What are the best firms that use discretionary trading, intuition, some technical analysis is fine (moving averages, Boll bands etc.) but not heavily mathematical? I'm very interested in the economy and the markets, but am not a fan of algorithms or heavy math.

Thank you.

10 Comments
 
5What are the best firms that use discretionary trading, intuition, some technical analysis is fine (moving averages, Boll bands etc.) but not heavily mathematical? I'm very interested in the economy and the markets, but am not a fan of algorithms or heavy math.

Thank you.

Doesn't really exist. Even before computers took over it didn't exist. Not in the prop space. You might want to focus on managing money via an investment advisor, CTA,or hedge fund. Not starting your own but working for one.

 

Check out T3 Trading or Chimera Securities. I don't which is the best prop shop for discretionary trading but those two look decent.

"It's not that I'm so smart, it's just that I stay with problems longer." - Albert Einstein
 
Best Response
rock612you either want to work in discretionary global macro, or you want to join a prop shop. consolidated trading, spot trading i've heard arent too algo.

Spot is like the biggest algo shop in Chicago! LOL. And Consolidated is market making. To the OP, honestly, you need to get into managing client assets. How you do there is your prerogative. I suggest you find an RIA with a lot of money under management and work for him. One day you can build your own business and you can run your macro ideas. Prop firms have ZERO interest in that crap. They don't want your view of long term on rates, they are trading the curve 40k round turns a day. And they tie up zero capital. The main reasons prop firms don't do macro stuff is that it eats up capital. It's useless to them. Even if you make great calls it's useless to them!

 
ACD_Trader
rock612you either want to work in discretionary global macro, or you want to join a prop shop. consolidated trading, spot trading i've heard arent too algo.

Spot is like the biggest algo shop in Chicago! LOL. And Consolidated is market making. To the OP, honestly, you need to get into managing client assets. How you do there is your prerogative. I suggest you find an RIA with a lot of money under management and work for him. One day you can build your own business and you can run your macro ideas. Prop firms have ZERO interest in that crap. They don't want your view of long term on rates, they are trading the curve 40k round turns a day. And they tie up zero capital. The main reasons prop firms don't do macro stuff is that it eats up capital. It's useless to them. Even if you make great calls it's useless to them!

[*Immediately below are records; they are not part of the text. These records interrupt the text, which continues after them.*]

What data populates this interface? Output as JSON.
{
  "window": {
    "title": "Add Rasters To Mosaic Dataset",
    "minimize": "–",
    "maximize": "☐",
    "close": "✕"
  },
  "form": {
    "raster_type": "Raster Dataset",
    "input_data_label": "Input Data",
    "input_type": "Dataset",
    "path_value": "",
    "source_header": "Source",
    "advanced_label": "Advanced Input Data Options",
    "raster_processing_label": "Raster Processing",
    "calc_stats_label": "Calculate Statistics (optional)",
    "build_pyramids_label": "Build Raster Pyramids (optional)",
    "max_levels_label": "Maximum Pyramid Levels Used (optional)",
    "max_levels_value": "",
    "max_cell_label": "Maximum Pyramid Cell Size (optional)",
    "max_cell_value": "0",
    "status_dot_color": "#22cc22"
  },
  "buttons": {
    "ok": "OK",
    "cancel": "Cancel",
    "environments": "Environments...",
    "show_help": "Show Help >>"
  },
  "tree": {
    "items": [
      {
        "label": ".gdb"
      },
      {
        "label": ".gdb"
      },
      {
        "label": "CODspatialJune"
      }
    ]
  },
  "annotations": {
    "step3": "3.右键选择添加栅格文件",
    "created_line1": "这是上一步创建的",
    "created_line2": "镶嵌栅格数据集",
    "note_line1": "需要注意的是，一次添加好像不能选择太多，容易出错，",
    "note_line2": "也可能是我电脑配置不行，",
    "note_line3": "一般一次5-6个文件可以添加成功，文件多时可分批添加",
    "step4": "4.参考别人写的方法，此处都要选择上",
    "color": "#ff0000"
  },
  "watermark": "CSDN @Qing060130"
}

Spot's bread and butter is vol arb trading. They've been struggling a lot, but that's true for most prop shops in chicago. Not sure if they're the biggest algo shop in the city. Are you defining it as number of employees, profits, or some other metric?

 

Thanks for the responses-

It doesn't have to be a prop shop. I'm fine working at other types of firms, yes I understand why prop shops have to make short term trades.

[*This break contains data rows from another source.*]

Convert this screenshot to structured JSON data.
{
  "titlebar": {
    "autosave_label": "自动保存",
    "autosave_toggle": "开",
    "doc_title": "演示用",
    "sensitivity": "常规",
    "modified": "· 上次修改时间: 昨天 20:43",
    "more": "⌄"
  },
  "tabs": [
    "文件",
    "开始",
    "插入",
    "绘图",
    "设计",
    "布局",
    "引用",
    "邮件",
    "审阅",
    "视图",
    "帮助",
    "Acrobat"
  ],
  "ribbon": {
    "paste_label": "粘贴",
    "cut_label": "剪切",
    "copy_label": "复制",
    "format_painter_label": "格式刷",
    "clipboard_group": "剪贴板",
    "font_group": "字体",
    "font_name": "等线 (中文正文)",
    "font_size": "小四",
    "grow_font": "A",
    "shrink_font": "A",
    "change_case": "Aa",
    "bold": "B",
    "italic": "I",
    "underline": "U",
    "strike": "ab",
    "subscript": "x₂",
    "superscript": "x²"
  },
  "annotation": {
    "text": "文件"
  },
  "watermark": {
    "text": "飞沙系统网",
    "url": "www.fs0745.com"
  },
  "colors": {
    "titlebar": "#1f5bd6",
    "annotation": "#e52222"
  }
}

"consolidated trading, Spot Trading i've heard arent too algo."

I actually interviewed with consolidated several years ago. I made it all the way to final rounds in their Chicago office. First off, they are a very cheap firm - they fly west coasters in and out same day to avoid paying hotel fees. I had to wake up at 4:30am that day, and got back home at 11pm. Every other Chicago firm I interviewed with paid for a decent hotel, so this left a sour taste in my mouth.

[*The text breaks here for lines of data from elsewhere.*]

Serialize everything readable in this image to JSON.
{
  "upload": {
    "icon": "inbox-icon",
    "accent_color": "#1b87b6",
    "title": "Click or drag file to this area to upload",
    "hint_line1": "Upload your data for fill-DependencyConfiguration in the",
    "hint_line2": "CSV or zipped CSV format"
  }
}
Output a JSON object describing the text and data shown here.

Consolidated may not be heavily algo but judging from their interview, they appear to be very quantitative. The superday consists of a 1:1 interview, group interview and a computerised maths speed test. The 1:1 interview questions consist of maths olympiad-level probability-type questions - quite frankly, I'm highly doubtful those types of questions correlate well with good trading/market making skills. The person who interviewed me was supposedly a MIT or Caltech grad (or a comparable institution)

 
5Thanks for the responses-

It doesn't have to be a prop shop. I'm fine working at other types of firms, yes I understand why prop shops have to make short term trades.

"consolidated trading, Spot Trading i've heard arent too algo."

I actually interviewed with consolidated several years ago. I made it all the way to final rounds in their Chicago office. First off, they are a very cheap firm - they fly west coasters in and out same day to avoid paying hotel fees. I had to wake up at 4:30am that day, and got back home at 11pm. Every other Chicago firm I interviewed with paid for a decent hotel, so this left a sour taste in my mouth.

Consolidated may not be heavily algo but judging from their interview, they appear to be very quantitative. The superday consists of a 1:1 interview, group interview and a computerised maths speed test. The 1:1 interview questions consist of maths olympiad-level probability-type questions - quite frankly, I'm highly doubtful those types of questions correlate well with good trading/market making skills. The person who interviewed me was supposedly a MIT or Caltech grad (or a comparable institution)

Surprised that consolidated interview was so quant since it's not a great shop. Not surprised they're cheap.